The updated policy principles adopted by the Board also promote independent oversight of project finances and construction progress, along with continued state ownership and operation of the State Water Project, including WaterFix facilities.

For decades, the Water Authority has actively assessed a variety of potential solutions to complex ecological and water supply issues in the Bay-Delta, the largest estuary on the West Coast and the hub of massive state and federal water projects that serve tens of millions of residents. Consistent with state policy, the Water Authority also has drastically reduced the region’s reliance on water from the Bay-Delta.

While it remains uncertain how MWD will recoup its costs, the decision to build the WaterFix project has been made – by MWD and other project proponents – and the Water Authority’s focus now moves to how the project will be funded.

Bay-Delta water supplies are delivered to San Diego County only by MWD, which purchases the water from the state. If MWD recoups its WaterFix costs as water supply charges – in keeping with the state’s historical approach to similar projects – the Water Authority would be responsible for as little as $73 million, according to current estimates. Local costs could soar to as much as $1.8 billion if MWD instead allocates WaterFix costs entirely on transportation charges, because the Water Authority is the only agency that uses MWD’s transportation system to transport large volumes of independent water supplies.
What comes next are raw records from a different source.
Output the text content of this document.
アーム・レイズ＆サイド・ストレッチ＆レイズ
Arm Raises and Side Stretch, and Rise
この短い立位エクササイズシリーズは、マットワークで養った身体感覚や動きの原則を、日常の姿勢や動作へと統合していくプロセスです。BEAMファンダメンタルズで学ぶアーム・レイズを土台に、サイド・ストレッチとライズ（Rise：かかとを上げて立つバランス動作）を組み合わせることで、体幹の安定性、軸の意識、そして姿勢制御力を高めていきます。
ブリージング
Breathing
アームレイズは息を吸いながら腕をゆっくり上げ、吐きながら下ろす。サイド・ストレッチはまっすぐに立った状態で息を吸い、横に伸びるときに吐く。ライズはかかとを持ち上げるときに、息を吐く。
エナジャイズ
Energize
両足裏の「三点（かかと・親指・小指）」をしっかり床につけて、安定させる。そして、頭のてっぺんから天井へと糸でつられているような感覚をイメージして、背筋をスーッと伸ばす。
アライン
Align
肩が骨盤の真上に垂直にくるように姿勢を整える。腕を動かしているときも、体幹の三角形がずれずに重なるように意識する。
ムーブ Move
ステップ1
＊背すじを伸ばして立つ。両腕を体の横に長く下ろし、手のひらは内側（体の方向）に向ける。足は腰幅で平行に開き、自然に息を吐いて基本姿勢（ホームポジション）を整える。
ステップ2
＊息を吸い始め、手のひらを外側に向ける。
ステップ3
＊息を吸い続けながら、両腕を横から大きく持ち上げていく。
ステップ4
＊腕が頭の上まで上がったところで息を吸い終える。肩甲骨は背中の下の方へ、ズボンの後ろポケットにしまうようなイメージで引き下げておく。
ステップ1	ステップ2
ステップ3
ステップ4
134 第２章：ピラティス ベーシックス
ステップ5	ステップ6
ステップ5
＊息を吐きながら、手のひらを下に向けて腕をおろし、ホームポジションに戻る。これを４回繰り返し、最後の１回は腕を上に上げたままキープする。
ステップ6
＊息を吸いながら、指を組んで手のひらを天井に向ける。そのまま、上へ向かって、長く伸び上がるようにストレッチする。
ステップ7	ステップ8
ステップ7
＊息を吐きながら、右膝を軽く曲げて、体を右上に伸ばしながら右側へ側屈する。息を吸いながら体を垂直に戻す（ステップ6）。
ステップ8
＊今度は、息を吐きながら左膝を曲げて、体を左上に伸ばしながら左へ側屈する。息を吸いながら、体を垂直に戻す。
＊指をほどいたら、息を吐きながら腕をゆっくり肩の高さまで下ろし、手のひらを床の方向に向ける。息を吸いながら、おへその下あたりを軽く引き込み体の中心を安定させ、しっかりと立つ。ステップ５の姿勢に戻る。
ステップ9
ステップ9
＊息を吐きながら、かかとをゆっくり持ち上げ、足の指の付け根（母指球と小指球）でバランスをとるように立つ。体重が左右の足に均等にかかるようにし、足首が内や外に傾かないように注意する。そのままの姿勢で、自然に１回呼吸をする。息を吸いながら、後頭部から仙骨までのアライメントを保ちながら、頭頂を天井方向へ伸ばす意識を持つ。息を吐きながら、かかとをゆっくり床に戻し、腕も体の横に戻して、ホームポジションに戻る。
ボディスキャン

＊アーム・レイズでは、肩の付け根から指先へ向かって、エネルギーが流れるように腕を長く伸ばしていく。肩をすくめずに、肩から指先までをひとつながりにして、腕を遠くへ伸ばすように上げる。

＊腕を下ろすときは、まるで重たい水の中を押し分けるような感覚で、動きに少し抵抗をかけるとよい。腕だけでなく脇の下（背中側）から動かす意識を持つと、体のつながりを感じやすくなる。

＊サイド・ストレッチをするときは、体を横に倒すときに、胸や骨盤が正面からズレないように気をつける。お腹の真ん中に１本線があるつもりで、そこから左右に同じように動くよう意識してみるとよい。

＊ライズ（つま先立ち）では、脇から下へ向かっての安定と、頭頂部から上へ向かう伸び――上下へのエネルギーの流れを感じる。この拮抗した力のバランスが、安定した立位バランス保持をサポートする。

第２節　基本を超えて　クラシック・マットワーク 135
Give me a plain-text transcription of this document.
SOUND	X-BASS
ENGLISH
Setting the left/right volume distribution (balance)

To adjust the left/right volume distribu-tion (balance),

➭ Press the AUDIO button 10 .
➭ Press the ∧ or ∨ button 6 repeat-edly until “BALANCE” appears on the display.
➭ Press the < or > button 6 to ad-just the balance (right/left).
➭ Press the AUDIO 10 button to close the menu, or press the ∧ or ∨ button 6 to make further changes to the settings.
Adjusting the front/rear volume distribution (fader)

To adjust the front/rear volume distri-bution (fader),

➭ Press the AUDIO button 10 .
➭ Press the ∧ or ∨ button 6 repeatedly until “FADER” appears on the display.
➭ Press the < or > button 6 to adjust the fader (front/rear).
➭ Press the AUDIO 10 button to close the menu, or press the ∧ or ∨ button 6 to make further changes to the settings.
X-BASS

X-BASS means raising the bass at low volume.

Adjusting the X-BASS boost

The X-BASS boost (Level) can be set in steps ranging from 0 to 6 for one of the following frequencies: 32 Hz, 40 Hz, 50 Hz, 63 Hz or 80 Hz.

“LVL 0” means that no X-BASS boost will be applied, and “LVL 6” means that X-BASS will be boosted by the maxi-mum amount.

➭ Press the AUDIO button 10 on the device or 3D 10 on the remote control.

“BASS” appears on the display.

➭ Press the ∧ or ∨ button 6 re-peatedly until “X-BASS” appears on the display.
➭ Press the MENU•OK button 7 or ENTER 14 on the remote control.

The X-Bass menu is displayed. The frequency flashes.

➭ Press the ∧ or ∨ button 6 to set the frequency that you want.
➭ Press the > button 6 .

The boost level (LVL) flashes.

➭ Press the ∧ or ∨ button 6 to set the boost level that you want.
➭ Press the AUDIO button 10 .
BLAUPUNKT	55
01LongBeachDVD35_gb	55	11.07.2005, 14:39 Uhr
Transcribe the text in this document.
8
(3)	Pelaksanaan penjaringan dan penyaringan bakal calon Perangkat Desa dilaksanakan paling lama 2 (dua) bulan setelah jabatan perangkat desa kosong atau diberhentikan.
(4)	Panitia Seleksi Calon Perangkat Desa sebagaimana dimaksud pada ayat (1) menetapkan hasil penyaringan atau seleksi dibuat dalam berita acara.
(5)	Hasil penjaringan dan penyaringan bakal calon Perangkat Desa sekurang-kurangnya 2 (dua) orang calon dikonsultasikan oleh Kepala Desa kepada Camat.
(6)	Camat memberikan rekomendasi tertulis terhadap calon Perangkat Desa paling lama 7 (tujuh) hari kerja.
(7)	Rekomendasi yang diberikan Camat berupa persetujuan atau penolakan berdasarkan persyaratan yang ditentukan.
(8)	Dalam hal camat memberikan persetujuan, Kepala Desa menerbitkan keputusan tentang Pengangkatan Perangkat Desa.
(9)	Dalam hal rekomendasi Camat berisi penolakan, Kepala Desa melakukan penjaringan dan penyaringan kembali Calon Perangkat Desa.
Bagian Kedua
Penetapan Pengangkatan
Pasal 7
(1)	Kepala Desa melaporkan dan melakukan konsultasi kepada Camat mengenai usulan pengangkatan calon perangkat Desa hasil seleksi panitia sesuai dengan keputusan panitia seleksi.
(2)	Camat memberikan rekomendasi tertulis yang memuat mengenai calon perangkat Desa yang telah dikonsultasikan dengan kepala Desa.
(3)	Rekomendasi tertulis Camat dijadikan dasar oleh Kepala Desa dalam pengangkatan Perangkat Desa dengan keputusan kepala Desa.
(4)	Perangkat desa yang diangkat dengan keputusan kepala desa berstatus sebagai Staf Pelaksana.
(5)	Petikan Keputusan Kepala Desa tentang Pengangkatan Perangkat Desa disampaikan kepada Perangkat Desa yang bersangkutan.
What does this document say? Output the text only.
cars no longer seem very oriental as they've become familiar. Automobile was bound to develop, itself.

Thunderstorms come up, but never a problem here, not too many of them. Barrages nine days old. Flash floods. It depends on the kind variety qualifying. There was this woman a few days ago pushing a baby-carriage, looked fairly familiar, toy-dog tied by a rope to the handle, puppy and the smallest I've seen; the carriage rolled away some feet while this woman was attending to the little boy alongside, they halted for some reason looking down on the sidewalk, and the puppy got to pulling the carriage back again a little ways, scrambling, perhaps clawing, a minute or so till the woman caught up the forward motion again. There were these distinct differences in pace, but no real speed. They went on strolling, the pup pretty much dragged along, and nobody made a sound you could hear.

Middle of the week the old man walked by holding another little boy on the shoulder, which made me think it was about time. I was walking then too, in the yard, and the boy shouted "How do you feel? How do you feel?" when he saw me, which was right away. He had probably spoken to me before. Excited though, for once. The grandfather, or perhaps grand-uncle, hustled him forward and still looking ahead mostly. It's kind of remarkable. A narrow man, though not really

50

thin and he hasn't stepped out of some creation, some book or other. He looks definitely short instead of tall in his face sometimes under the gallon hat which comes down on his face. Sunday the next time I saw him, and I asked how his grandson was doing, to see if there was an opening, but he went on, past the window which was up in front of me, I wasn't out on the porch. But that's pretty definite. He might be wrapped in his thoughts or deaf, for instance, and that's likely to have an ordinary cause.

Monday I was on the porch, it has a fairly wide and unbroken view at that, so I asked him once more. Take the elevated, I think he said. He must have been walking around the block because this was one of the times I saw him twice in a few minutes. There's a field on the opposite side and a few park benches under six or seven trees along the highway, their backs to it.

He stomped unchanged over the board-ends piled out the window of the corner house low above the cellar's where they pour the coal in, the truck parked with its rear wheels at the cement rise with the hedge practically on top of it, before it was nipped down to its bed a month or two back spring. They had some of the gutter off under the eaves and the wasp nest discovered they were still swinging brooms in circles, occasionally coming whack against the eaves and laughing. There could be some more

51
While San Diego County also has received significant amounts of water from the Bay-Delta historically, the volumes have dwindled significantly due to regulatory constraints and the Water Authority’s successful plan to develop locally controlled, drought-proof water supplies and reduce its purchases of water from MWD. Those efforts are in keeping with the state directives to decrease dependence on the Bay-Delta for meeting California’s future water supply needs.

Over the past several years, the Water Authority has conducted one of the most exhaustive Bay Delta Conservation Plan and WaterFix reviews of any water agency in the state, with dozens of Board presentations and public meetings on the topic. The Board heard from an array of stakeholders and experts, including Bay-Delta community leaders and elected officials, farming interests, state agencies, independent economists, environmental groups and others.